When starting a business in Japan you will be asked to submit all available financial reports including loan contracts as an evidential document.
4. Bank account
Before establishing your business in Japan, you will need to open an individual bank account. This might be a bit challenging for foreigners, due to the language barrier and the bureaucratic procedures in banks. However, there are now a lot of foreigner-friendly banks in Japan with English-speaking staff that can help you register an account.
To open an individual bank account before establishing your company, you will need:
- Proof of residency rights/visa
- Contact information like phone number and address
- Residence card.
- Initial deposit amount (there are no minimum requirements in most cases but confirm with your bank first).
Note that some financial institutions have different requirements, and you might need more documentation. Be sure to check with your Bank all the requirements to set up your business account.
A common bank for foreigners is Mizuho, which tends to offer more foreigner-friendly options in a number of ways. However, these terms are always changing.
Some other things to consider when choosing a bank are:
- Bank transfer fees (domestic)
- Bank transfer fees for international transfers
- Residency requirements for the individual setting up the account
- Amount of operations that require you to be on-site at the bank branch (vs. being able to coordinate digitally)
Preparing Your Documents of Incorporation to Start a Business in Japan
Preparing documents might not be the most exciting part of setting up a business in another country, but it’s crucial for the process of incorporation in Japan.

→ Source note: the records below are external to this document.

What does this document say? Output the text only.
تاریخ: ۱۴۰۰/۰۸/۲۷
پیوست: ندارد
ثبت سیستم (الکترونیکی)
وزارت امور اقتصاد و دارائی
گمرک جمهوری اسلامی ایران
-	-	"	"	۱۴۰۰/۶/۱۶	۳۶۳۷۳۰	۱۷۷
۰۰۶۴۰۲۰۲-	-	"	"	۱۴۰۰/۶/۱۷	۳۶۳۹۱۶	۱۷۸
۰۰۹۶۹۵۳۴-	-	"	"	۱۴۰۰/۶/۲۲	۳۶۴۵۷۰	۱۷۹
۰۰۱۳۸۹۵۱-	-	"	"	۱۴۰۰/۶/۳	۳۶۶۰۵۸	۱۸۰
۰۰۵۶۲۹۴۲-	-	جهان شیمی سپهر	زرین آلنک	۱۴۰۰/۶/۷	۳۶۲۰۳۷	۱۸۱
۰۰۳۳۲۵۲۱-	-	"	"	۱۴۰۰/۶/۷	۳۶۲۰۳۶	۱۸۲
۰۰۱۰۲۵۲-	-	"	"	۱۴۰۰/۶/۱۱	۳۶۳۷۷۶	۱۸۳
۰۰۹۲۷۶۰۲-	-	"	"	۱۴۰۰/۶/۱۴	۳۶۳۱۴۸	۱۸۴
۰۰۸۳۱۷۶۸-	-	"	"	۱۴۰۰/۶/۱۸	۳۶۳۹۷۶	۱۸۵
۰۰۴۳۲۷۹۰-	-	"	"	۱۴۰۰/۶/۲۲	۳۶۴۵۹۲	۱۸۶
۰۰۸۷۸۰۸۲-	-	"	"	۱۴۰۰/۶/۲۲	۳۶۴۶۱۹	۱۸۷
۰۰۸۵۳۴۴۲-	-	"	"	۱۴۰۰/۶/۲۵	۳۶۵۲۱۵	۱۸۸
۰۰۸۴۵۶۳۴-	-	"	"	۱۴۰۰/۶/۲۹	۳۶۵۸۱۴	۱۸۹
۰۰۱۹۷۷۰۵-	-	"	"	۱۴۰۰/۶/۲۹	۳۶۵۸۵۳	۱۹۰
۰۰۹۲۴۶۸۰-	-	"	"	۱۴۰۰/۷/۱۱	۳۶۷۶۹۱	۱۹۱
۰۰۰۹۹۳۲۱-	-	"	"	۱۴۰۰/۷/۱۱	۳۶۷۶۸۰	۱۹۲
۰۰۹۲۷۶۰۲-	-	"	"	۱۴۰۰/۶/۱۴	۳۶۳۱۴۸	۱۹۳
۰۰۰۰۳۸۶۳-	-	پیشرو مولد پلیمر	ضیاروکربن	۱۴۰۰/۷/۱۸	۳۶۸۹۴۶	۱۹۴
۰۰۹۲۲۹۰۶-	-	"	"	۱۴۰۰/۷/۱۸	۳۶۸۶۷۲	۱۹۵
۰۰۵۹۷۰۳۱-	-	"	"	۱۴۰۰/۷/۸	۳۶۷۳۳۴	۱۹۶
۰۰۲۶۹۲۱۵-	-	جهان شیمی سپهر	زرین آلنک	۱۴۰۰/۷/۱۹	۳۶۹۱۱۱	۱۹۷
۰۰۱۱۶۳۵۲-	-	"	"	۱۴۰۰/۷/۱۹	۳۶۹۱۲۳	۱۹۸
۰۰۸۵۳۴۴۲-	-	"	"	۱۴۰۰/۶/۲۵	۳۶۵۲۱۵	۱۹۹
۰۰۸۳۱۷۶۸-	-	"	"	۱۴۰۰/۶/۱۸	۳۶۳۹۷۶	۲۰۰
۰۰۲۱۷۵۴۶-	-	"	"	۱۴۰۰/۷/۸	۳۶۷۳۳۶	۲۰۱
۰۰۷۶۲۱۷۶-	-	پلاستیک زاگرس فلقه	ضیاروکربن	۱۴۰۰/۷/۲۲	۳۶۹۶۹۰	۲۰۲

Out of all the documents needed, the articles of incorporation (teikan) are possibly the most important documents that highlight how your company will be managed. They vary based on the type of business structure. We listed below the needed Individual and Company requirements that you will need when Incorporating in Japan, divided in: “Foreign Individual Requirements” and “Foreign Company Requirements”.
Foreign Individuals Requirements :
- Seal Certificate
- Company Seal
- Investor’s personal bank account and passbook
Foreign Company Requirements:
- Registration certificate of parent company
- Notarized Signature Of Each Director
- Company Seal
Note that if you are a foreign individual expanding your business in Japan, you will need all the documents listed above.
Registering a Trademark means that the Japanese authorities will officially recognize it and see you as the person with full control and proprietorship over your company.
Before registering Intellectual Properties like Diagrams, Pictures, Colors, 3D Objects, Position Marks, Moving Marks, Holograms and Pictures in Japan you will first need to make sure that identical or similar trademarks have not been registered by other applicants before you make any request. You can find all the details for registration on the Japan Patent office site, on the page dedicated to Trademarks.